23/05/2008

2 | GLOBALIZAÇÃO E CAPITALISMO

A globalização não é um fenômeno exclusivamente econômico.

Na segunda metade da década de 90 começaram a aparecer também outros pontos de vista sobre a globalização, que pagavam menos tributos ao reducionismo da visão econômica. Pesquisadores como Anthony Giddens, David Held, Anthony McGrew e Manuel Castells, entre outros, começaram a ver que o fenômeno não se restringia ao aspecto exclusivamente econômico, como continuaram enfatizando alguns organismos financeiros (como o FMI e, até os dias de hoje, os seus críticos, de esquerda ou de direita – inclusive alguns de seus antigos funcionários, como Joseph Stiglitz, Prêmio Nobel de Economia de 2001, para o qual, em suma, quando alguém fala de globalização está se referindo a “remoção das barreiras ao livre comércio e a maior integração das economias nacionais”) (1).

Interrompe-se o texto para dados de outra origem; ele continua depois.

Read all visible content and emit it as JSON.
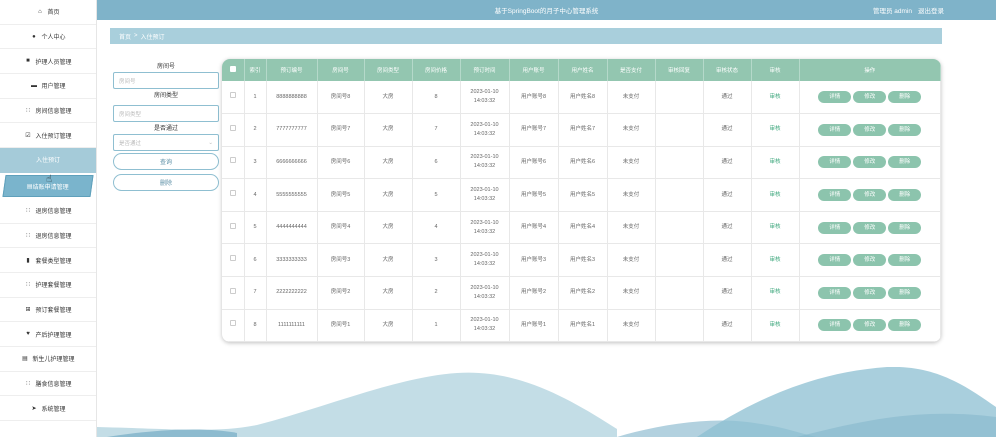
{
  "header": {
    "title": "基于SpringBoot的月子中心管理系统",
    "user_label": "管理员 admin",
    "logout_label": "退出登录"
  },
  "sidebar": {
    "items": [
      {
        "label": "首页",
        "icon": "home-icon"
      },
      {
        "label": "个人中心",
        "icon": "person-icon"
      },
      {
        "label": "护理人员管理",
        "icon": "briefcase-icon"
      },
      {
        "label": "用户管理",
        "icon": "monitor-icon"
      },
      {
        "label": "房间信息管理",
        "icon": "grid-icon"
      },
      {
        "label": "入住预订管理",
        "icon": "check-square-icon"
      },
      {
        "label": "入住预订",
        "icon": ""
      },
      {
        "label": "结账申请管理",
        "icon": "doc-icon"
      },
      {
        "label": "退房信息管理",
        "icon": "grid-icon"
      },
      {
        "label": "退房信息管理",
        "icon": "grid-icon"
      },
      {
        "label": "套餐类型管理",
        "icon": "trash-icon"
      },
      {
        "label": "护理套餐管理",
        "icon": "grid-icon"
      },
      {
        "label": "预订套餐管理",
        "icon": "table-icon"
      },
      {
        "label": "产后护理管理",
        "icon": "heart-icon"
      },
      {
        "label": "新生儿护理管理",
        "icon": "doc-icon"
      },
      {
        "label": "膳食信息管理",
        "icon": "grid-icon"
      },
      {
        "label": "系统管理",
        "icon": "send-icon"
      }
    ]
  },
  "breadcrumb": {
    "home": "首页",
    "sep": ">",
    "current": "入住预订"
  },
  "search": {
    "room_no_label": "房间号",
    "room_no_placeholder": "房间号",
    "room_type_label": "房间类型",
    "room_type_placeholder": "房间类型",
    "approved_label": "是否通过",
    "approved_placeholder": "是否通过",
    "query_button": "查询",
    "delete_button": "删除"
  },
  "table": {
    "columns": [
      "索引",
      "预订编号",
      "房间号",
      "房间类型",
      "房间价格",
      "预订时间",
      "用户账号",
      "用户姓名",
      "是否支付",
      "审核回复",
      "审核状态",
      "审核",
      "操作"
    ],
    "rows": [
      {
        "index": "1",
        "booking_no": "8888888888",
        "room": "房间号8",
        "type": "大房",
        "price": "8",
        "date": "2023-01-10",
        "time": "14:03:32",
        "account": "用户账号8",
        "name": "用户姓名8",
        "paid": "未支付",
        "reply": "",
        "status": "通过",
        "audit": "审核"
      },
      {
        "index": "2",
        "booking_no": "7777777777",
        "room": "房间号7",
        "type": "大房",
        "price": "7",
        "date": "2023-01-10",
        "time": "14:03:32",
        "account": "用户账号7",
        "name": "用户姓名7",
        "paid": "未支付",
        "reply": "",
        "status": "通过",
        "audit": "审核"
      },
      {
        "index": "3",
        "booking_no": "6666666666",
        "room": "房间号6",
        "type": "大房",
        "price": "6",
        "date": "2023-01-10",
        "time": "14:03:32",
        "account": "用户账号6",
        "name": "用户姓名6",
        "paid": "未支付",
        "reply": "",
        "status": "通过",
        "audit": "审核"
      },
      {
        "index": "4",
        "booking_no": "5555555555",
        "room": "房间号5",
        "type": "大房",
        "price": "5",
        "date": "2023-01-10",
        "time": "14:03:32",
        "account": "用户账号5",
        "name": "用户姓名5",
        "paid": "未支付",
        "reply": "",
        "status": "通过",
        "audit": "审核"
      },
      {
        "index": "5",
        "booking_no": "4444444444",
        "room": "房间号4",
        "type": "大房",
        "price": "4",
        "date": "2023-01-10",
        "time": "14:03:32",
        "account": "用户账号4",
        "name": "用户姓名4",
        "paid": "未支付",
        "reply": "",
        "status": "通过",
        "audit": "审核"
      },
      {
        "index": "6",
        "booking_no": "3333333333",
        "room": "房间号3",
        "type": "大房",
        "price": "3",
        "date": "2023-01-10",
        "time": "14:03:32",
        "account": "用户账号3",
        "name": "用户姓名3",
        "paid": "未支付",
        "reply": "",
        "status": "通过",
        "audit": "审核"
      },
      {
        "index": "7",
        "booking_no": "2222222222",
        "room": "房间号2",
        "type": "大房",
        "price": "2",
        "date": "2023-01-10",
        "time": "14:03:32",
        "account": "用户账号2",
        "name": "用户姓名2",
        "paid": "未支付",
        "reply": "",
        "status": "通过",
        "audit": "审核"
      },
      {
        "index": "8",
        "booking_no": "1111111111",
        "room": "房间号1",
        "type": "大房",
        "price": "1",
        "date": "2023-01-10",
        "time": "14:03:32",
        "account": "用户账号1",
        "name": "用户姓名1",
        "paid": "未支付",
        "reply": "",
        "status": "通过",
        "audit": "审核"
      }
    ],
    "actions": [
      "详情",
      "修改",
      "删除"
    ]
  },
  "colors": {
    "header_bg": "#7fb3c9",
    "table_header_bg": "#93c6b0",
    "action_btn_bg": "#8cc4ad",
    "active_sidebar_bg": "#a5cbd9"
  }
}
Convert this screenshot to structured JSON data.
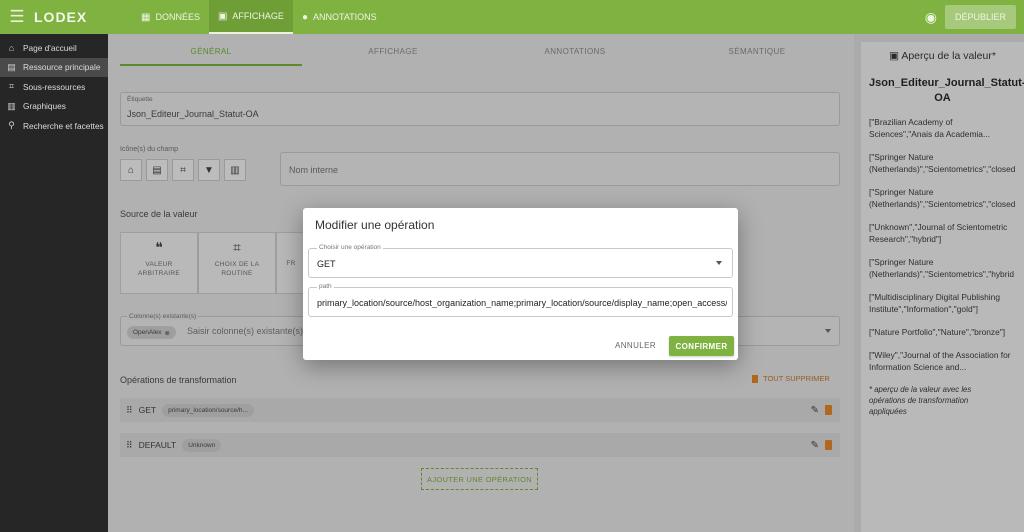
{
  "app": {
    "logo": "LODEX"
  },
  "topnav": [
    {
      "label": "DONNÉES",
      "icon": "table-icon"
    },
    {
      "label": "AFFICHAGE",
      "icon": "display-icon"
    },
    {
      "label": "ANNOTATIONS",
      "icon": "comment-icon"
    }
  ],
  "header": {
    "publish_label": "DÉPUBLIER"
  },
  "sidebar": {
    "items": [
      {
        "label": "Page d'accueil"
      },
      {
        "label": "Ressource principale"
      },
      {
        "label": "Sous-ressources"
      },
      {
        "label": "Graphiques"
      },
      {
        "label": "Recherche et facettes"
      }
    ]
  },
  "subtabs": [
    "GÉNÉRAL",
    "AFFICHAGE",
    "ANNOTATIONS",
    "SÉMANTIQUE"
  ],
  "form": {
    "label_field": {
      "label": "Étiquette",
      "value": "Json_Editeur_Journal_Statut-OA"
    },
    "icons_label": "Icône(s) du champ",
    "internal_name_placeholder": "Nom interne",
    "value_source_title": "Source de la valeur",
    "value_cards": [
      {
        "label1": "VALEUR",
        "label2": "ARBITRAIRE"
      },
      {
        "label1": "CHOIX DE LA",
        "label2": "ROUTINE"
      },
      {
        "label1": "FR",
        "label2": ""
      }
    ],
    "columns_label": "Colonne(s) existante(s)",
    "column_chip": "OpenAlex",
    "columns_placeholder": "Saisir colonne(s) existante(s)"
  },
  "operations": {
    "title": "Opérations de transformation",
    "delete_all": "TOUT SUPPRIMER",
    "rows": [
      {
        "name": "GET",
        "chip": "primary_location/source/h..."
      },
      {
        "name": "DEFAULT",
        "chip": "Unknown"
      }
    ],
    "add_label": "AJOUTER UNE OPÉRATION"
  },
  "preview": {
    "heading": "Aperçu de la valeur*",
    "title_line1": "Json_Editeur_Journal_Statut-",
    "title_line2": "OA",
    "items": [
      {
        "line1": "[\"Brazilian Academy of",
        "line2": "Sciences\",\"Anais da Academia..."
      },
      {
        "line1": "[\"Springer Nature",
        "line2": "(Netherlands)\",\"Scientometrics\",\"closed"
      },
      {
        "line1": "[\"Springer Nature",
        "line2": "(Netherlands)\",\"Scientometrics\",\"closed"
      },
      {
        "line1": "[\"Unknown\",\"Journal of Scientometric",
        "line2": "Research\",\"hybrid\"]"
      },
      {
        "line1": "[\"Springer Nature",
        "line2": "(Netherlands)\",\"Scientometrics\",\"hybrid"
      },
      {
        "line1": "[\"Multidisciplinary Digital Publishing",
        "line2": "Institute\",\"Information\",\"gold\"]"
      },
      {
        "line1": "[\"Nature Portfolio\",\"Nature\",\"bronze\"]",
        "line2": ""
      },
      {
        "line1": "[\"Wiley\",\"Journal of the Association for",
        "line2": "Information Science and..."
      }
    ],
    "note_line1": "* aperçu de la valeur avec les",
    "note_line2": "opérations de transformation",
    "note_line3": "appliquées"
  },
  "dialog": {
    "title": "Modifier une opération",
    "operation_label": "Choisir une opération",
    "operation_value": "GET",
    "path_label": "path",
    "path_value": "primary_location/source/host_organization_name;primary_location/source/display_name;open_access/oa_status",
    "cancel_label": "ANNULER",
    "confirm_label": "CONFIRMER"
  },
  "colors": {
    "accent": "#7fb241",
    "sidebar": "#262626",
    "danger": "#b2671f"
  }
}
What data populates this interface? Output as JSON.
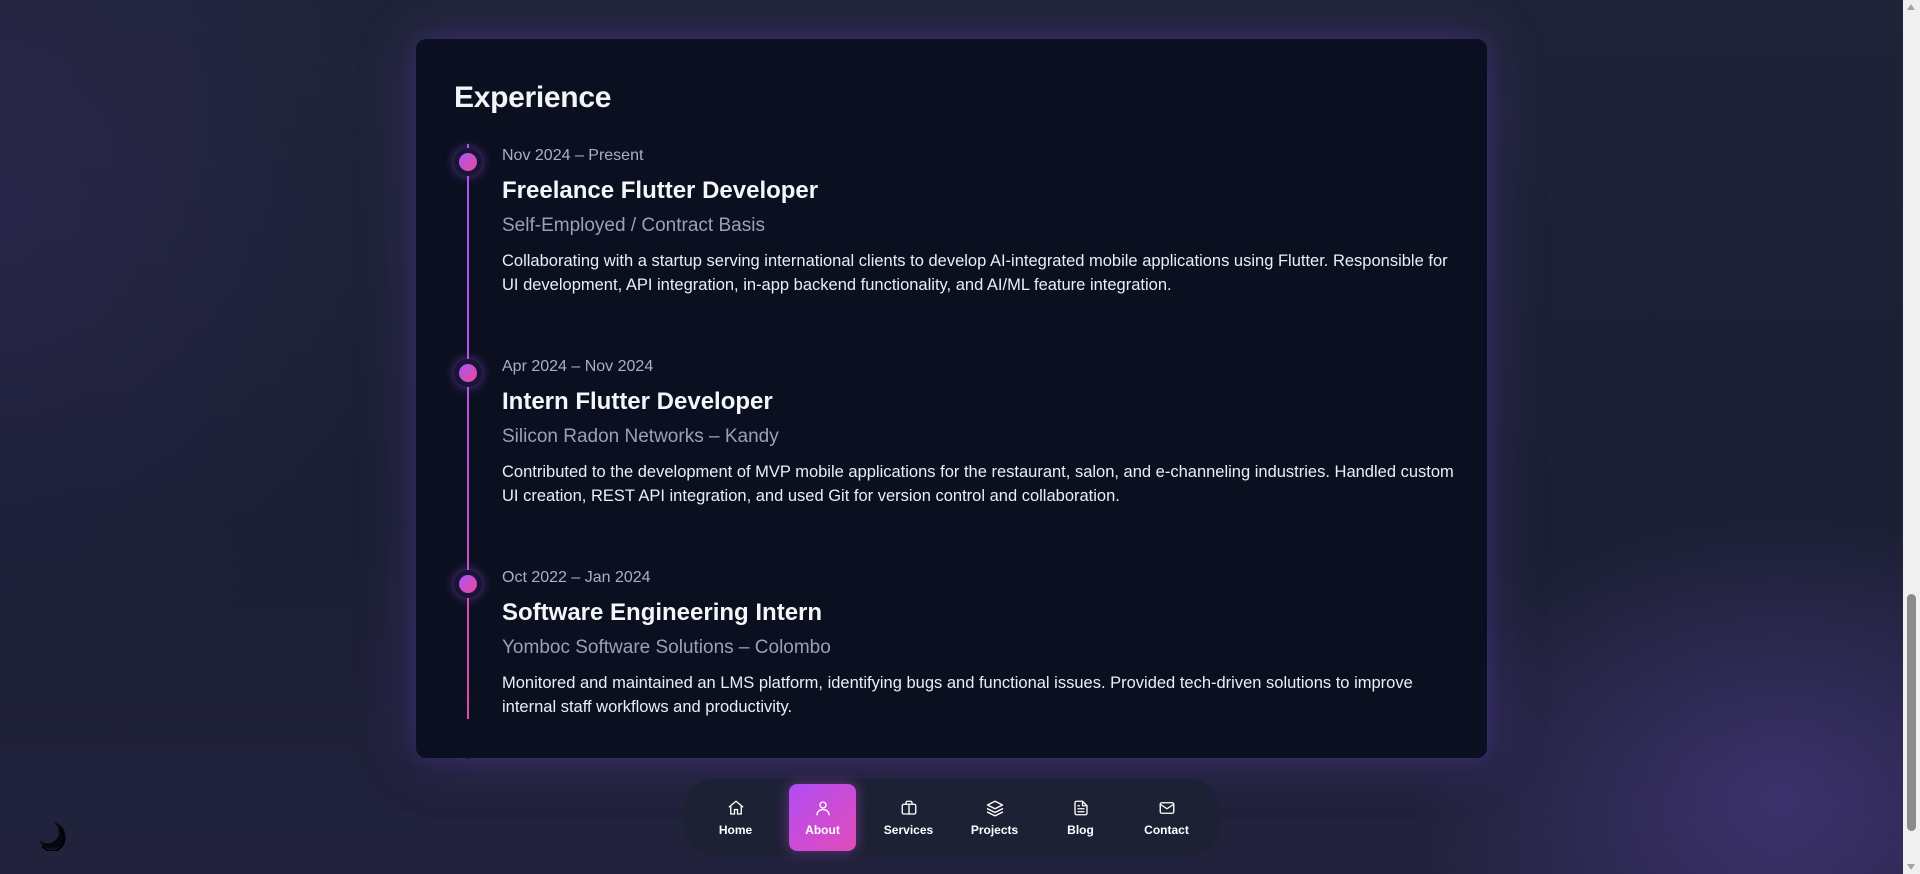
{
  "section": {
    "title": "Experience"
  },
  "experience": [
    {
      "date": "Nov 2024 – Present",
      "role": "Freelance Flutter Developer",
      "company": "Self-Employed / Contract Basis",
      "description": "Collaborating with a startup serving international clients to develop AI-integrated mobile applications using Flutter. Responsible for UI development, API integration, in-app backend functionality, and AI/ML feature integration."
    },
    {
      "date": "Apr 2024 – Nov 2024",
      "role": "Intern Flutter Developer",
      "company": "Silicon Radon Networks – Kandy",
      "description": "Contributed to the development of MVP mobile applications for the restaurant, salon, and e-channeling industries. Handled custom UI creation, REST API integration, and used Git for version control and collaboration."
    },
    {
      "date": "Oct 2022 – Jan 2024",
      "role": "Software Engineering Intern",
      "company": "Yomboc Software Solutions – Colombo",
      "description": "Monitored and maintained an LMS platform, identifying bugs and functional issues. Provided tech-driven solutions to improve internal staff workflows and productivity."
    }
  ],
  "nav": {
    "active": "About",
    "items": [
      {
        "label": "Home",
        "icon": "home-icon"
      },
      {
        "label": "About",
        "icon": "user-icon"
      },
      {
        "label": "Services",
        "icon": "briefcase-icon"
      },
      {
        "label": "Projects",
        "icon": "layers-icon"
      },
      {
        "label": "Blog",
        "icon": "file-text-icon"
      },
      {
        "label": "Contact",
        "icon": "mail-icon"
      }
    ]
  },
  "theme_toggle": {
    "icon": "moon-icon"
  },
  "colors": {
    "accent_start": "#a855f7",
    "accent_end": "#ec4899",
    "card_bg": "#0b1020",
    "page_bg": "#1f2337"
  }
}
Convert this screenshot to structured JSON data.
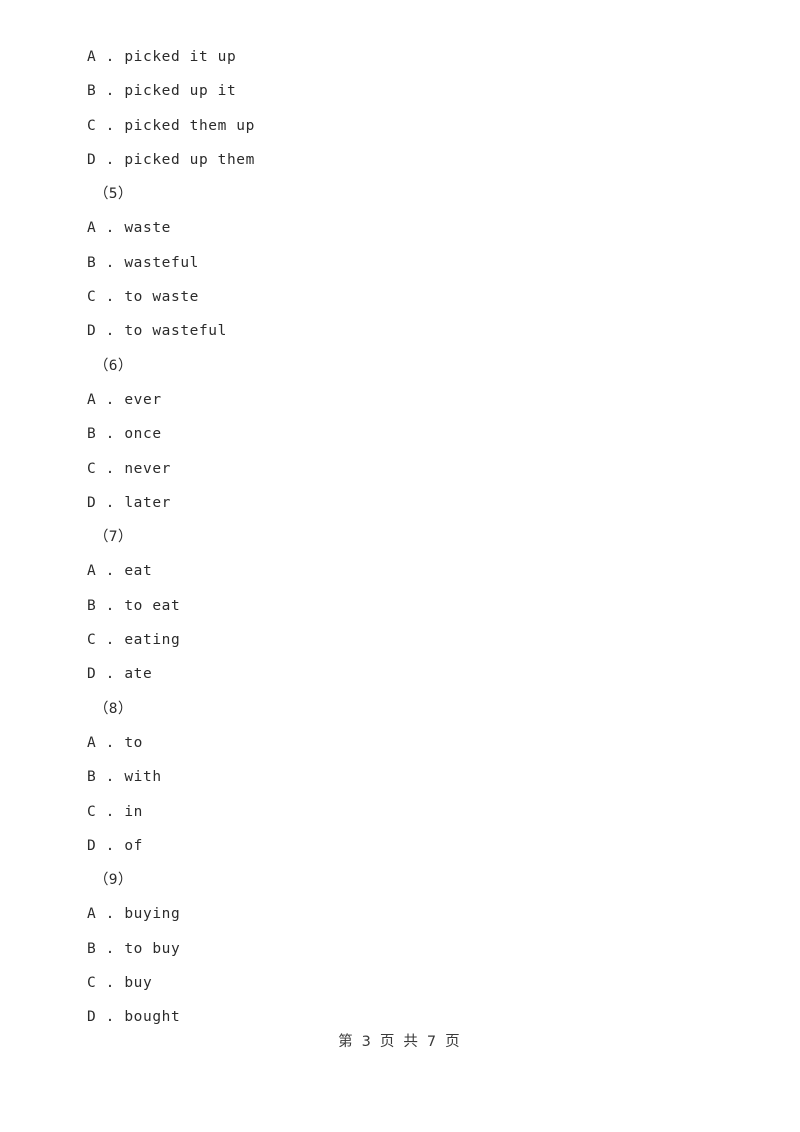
{
  "page": {
    "background_color": "#ffffff",
    "text_color": "#2b2b2b",
    "footer_color": "#3a3a3a"
  },
  "document": {
    "lines": [
      {
        "kind": "option",
        "letter": "A",
        "separator": " . ",
        "text": "picked it up"
      },
      {
        "kind": "option",
        "letter": "B",
        "separator": " . ",
        "text": "picked up it"
      },
      {
        "kind": "option",
        "letter": "C",
        "separator": " . ",
        "text": "picked them up"
      },
      {
        "kind": "option",
        "letter": "D",
        "separator": " . ",
        "text": "picked up them"
      },
      {
        "kind": "qnum",
        "text": "（5）"
      },
      {
        "kind": "option",
        "letter": "A",
        "separator": " . ",
        "text": "waste"
      },
      {
        "kind": "option",
        "letter": "B",
        "separator": " . ",
        "text": "wasteful"
      },
      {
        "kind": "option",
        "letter": "C",
        "separator": " . ",
        "text": "to waste"
      },
      {
        "kind": "option",
        "letter": "D",
        "separator": " . ",
        "text": "to wasteful"
      },
      {
        "kind": "qnum",
        "text": "（6）"
      },
      {
        "kind": "option",
        "letter": "A",
        "separator": " . ",
        "text": "ever"
      },
      {
        "kind": "option",
        "letter": "B",
        "separator": " . ",
        "text": "once"
      },
      {
        "kind": "option",
        "letter": "C",
        "separator": " . ",
        "text": "never"
      },
      {
        "kind": "option",
        "letter": "D",
        "separator": " . ",
        "text": "later"
      },
      {
        "kind": "qnum",
        "text": "（7）"
      },
      {
        "kind": "option",
        "letter": "A",
        "separator": " . ",
        "text": "eat"
      },
      {
        "kind": "option",
        "letter": "B",
        "separator": " . ",
        "text": "to eat"
      },
      {
        "kind": "option",
        "letter": "C",
        "separator": " . ",
        "text": "eating"
      },
      {
        "kind": "option",
        "letter": "D",
        "separator": " . ",
        "text": "ate"
      },
      {
        "kind": "qnum",
        "text": "（8）"
      },
      {
        "kind": "option",
        "letter": "A",
        "separator": " . ",
        "text": "to"
      },
      {
        "kind": "option",
        "letter": "B",
        "separator": " . ",
        "text": "with"
      },
      {
        "kind": "option",
        "letter": "C",
        "separator": " . ",
        "text": "in"
      },
      {
        "kind": "option",
        "letter": "D",
        "separator": " . ",
        "text": "of"
      },
      {
        "kind": "qnum",
        "text": "（9）"
      },
      {
        "kind": "option",
        "letter": "A",
        "separator": " . ",
        "text": "buying"
      },
      {
        "kind": "option",
        "letter": "B",
        "separator": " . ",
        "text": "to buy"
      },
      {
        "kind": "option",
        "letter": "C",
        "separator": " . ",
        "text": "buy"
      },
      {
        "kind": "option",
        "letter": "D",
        "separator": " . ",
        "text": "bought"
      }
    ]
  },
  "footer": {
    "text": "第 3 页 共 7 页",
    "current_page": "3",
    "total_pages": "7"
  }
}
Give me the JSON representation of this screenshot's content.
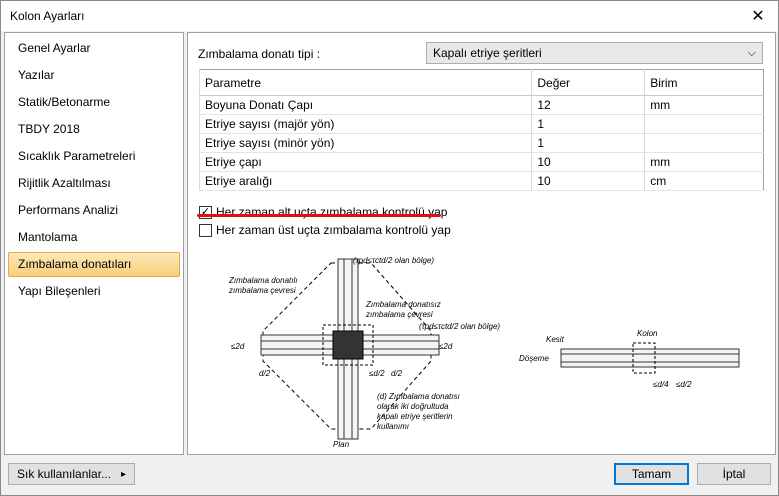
{
  "window": {
    "title": "Kolon Ayarları"
  },
  "sidebar": {
    "items": [
      {
        "label": "Genel Ayarlar"
      },
      {
        "label": "Yazılar"
      },
      {
        "label": "Statik/Betonarme"
      },
      {
        "label": "TBDY 2018"
      },
      {
        "label": "Sıcaklık Parametreleri"
      },
      {
        "label": "Rijitlik Azaltılması"
      },
      {
        "label": "Performans Analizi"
      },
      {
        "label": "Mantolama"
      },
      {
        "label": "Zımbalama donatıları"
      },
      {
        "label": "Yapı Bileşenleri"
      }
    ],
    "active_index": 8
  },
  "form": {
    "type_label": "Zımbalama donatı tipi :",
    "type_value": "Kapalı etriye şeritleri"
  },
  "table": {
    "headers": [
      "Parametre",
      "Değer",
      "Birim"
    ],
    "rows": [
      [
        "Boyuna Donatı Çapı",
        "12",
        "mm"
      ],
      [
        "Etriye sayısı (majör yön)",
        "1",
        ""
      ],
      [
        "Etriye sayısı (minör yön)",
        "1",
        ""
      ],
      [
        "Etriye çapı",
        "10",
        "mm"
      ],
      [
        "Etriye aralığı",
        "10",
        "cm"
      ]
    ]
  },
  "checks": {
    "alt": {
      "label": "Her zaman alt uçta zımbalama kontrolü yap",
      "checked": true,
      "check_glyph": "✓"
    },
    "ust": {
      "label": "Her zaman üst uçta zımbalama kontrolü yap",
      "checked": false
    }
  },
  "diagram": {
    "label_top": "(τpd≤τctd/2 olan bölge)",
    "label_right": "(τpd≤τctd/2 olan bölge)",
    "label_outer_1": "Zımbalama donatılı",
    "label_outer_2": "zımbalama çevresi",
    "label_inner_1": "Zımbalama donatısız",
    "label_inner_2": "zımbalama çevresi",
    "dim_2d_left": "≤2d",
    "dim_2d_right": "≤2d",
    "dim_d2_1": "d/2",
    "dim_d2_2": "≤d/2",
    "dim_d2_3": "d/2",
    "note_1": "(d) Zımbalama donatısı",
    "note_2": "olarak iki doğrultuda",
    "note_3": "kapalı etriye şeritlerin",
    "note_4": "kullanımı",
    "plan": "Plan",
    "kesit": "Kesit",
    "kolon": "Kolon",
    "doseme": "Döşeme",
    "dim_d4": "≤d/4",
    "dim_d2_section": "≤d/2"
  },
  "footer": {
    "freq_button": "Sık kullanılanlar...",
    "freq_arrow": "▸",
    "ok_button": "Tamam",
    "cancel_button": "İptal"
  },
  "colors": {
    "highlight": "#f8cf7b",
    "underline": "#e01010",
    "primary_border": "#0078d7"
  }
}
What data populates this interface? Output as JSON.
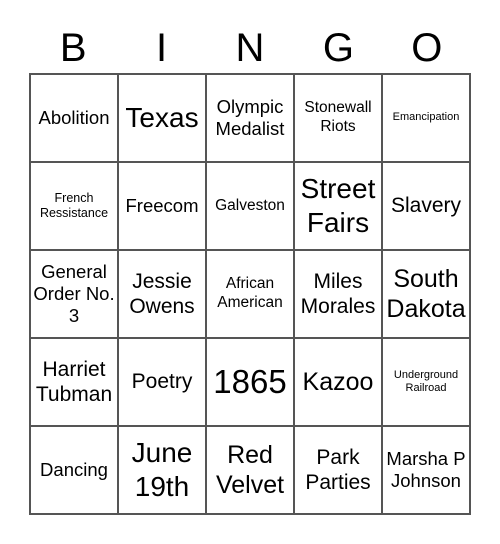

No final do século passado, Anthony Giddens (1999) já havia considerado um erro ver a globalização como um “fenômeno quase exclusivamente em termos econômicos... A globalização – escreveu ele – é política, tecnológica e cultural, tanto quanto econômica” (2). Outros pesquisadores, por sua vez, começaram a perceber que o fenômeno da globalização tinha raízes mais antigas (uma parte das quais, talvez a mais significativa, lançada uns dez anos antes da “descoberta” de Levitt) e só começou a se revelar de fato, naquilo que tinha de mais inédito e surpreendente, uns dez anos depois da publicação do “A Globalização dos Mercados”.

Pois bem. Afirmei acima que para analisar corretamente o processo de globalização é preciso admitir, como ponto de partida, que uma nova sociedade está sendo criada. Ela começou a ser gestada depois da Segunda Guerra, foi se configurando internamente (ou tomando corpo, como embrião, ainda no ventre da velha sociedade) a partir do final dos anos 60, mas só obteve os recursos técnicos e as condições políticas para vir à luz a partir do final dos anos 80.

A conjunção desses dois fatores, no dealbar dos anos 90, possibilitou uma mudança tão rápida no funcionamento da sociedade humana em nível global como jamais se viu na história. Creio ser essa mudança o fenômeno que interpretamos atualmente como globalização.


Inovação tecnológica e condições políticas favoráveis

Com efeito, as inovações tecnológicas que possibilitaram o atual processo de globalização surgiram na década de 1970, com a revolução das TICs (tecnologias de informação e comunicação). Por um lado, com o surgimento dos primeiros satélites de órbita estacionária, que viabilizaram a comunicação em tempo real entre dois pontos quaisquer do planeta (e, depois, da fibra ótica, da transmissão eletromagnética em uma faixa maior de freqüências, da utilização do laser, da telefonia digital etc.). E, por outro lado, com a invenção do microprocessador e do microcomputador. A união, sinérgica, dessas duas tecnologias, possibilitou que pessoas pudessem se conectar com pessoas superando as barreiras do tempo e do espaço. No entanto, tudo isso somente veio a ocorrer, em escala significativa, vinte anos depois, em meados da década de 1990, por meio de uma rede de redes de computadores capazes de se comunicar entre si chamada Internet.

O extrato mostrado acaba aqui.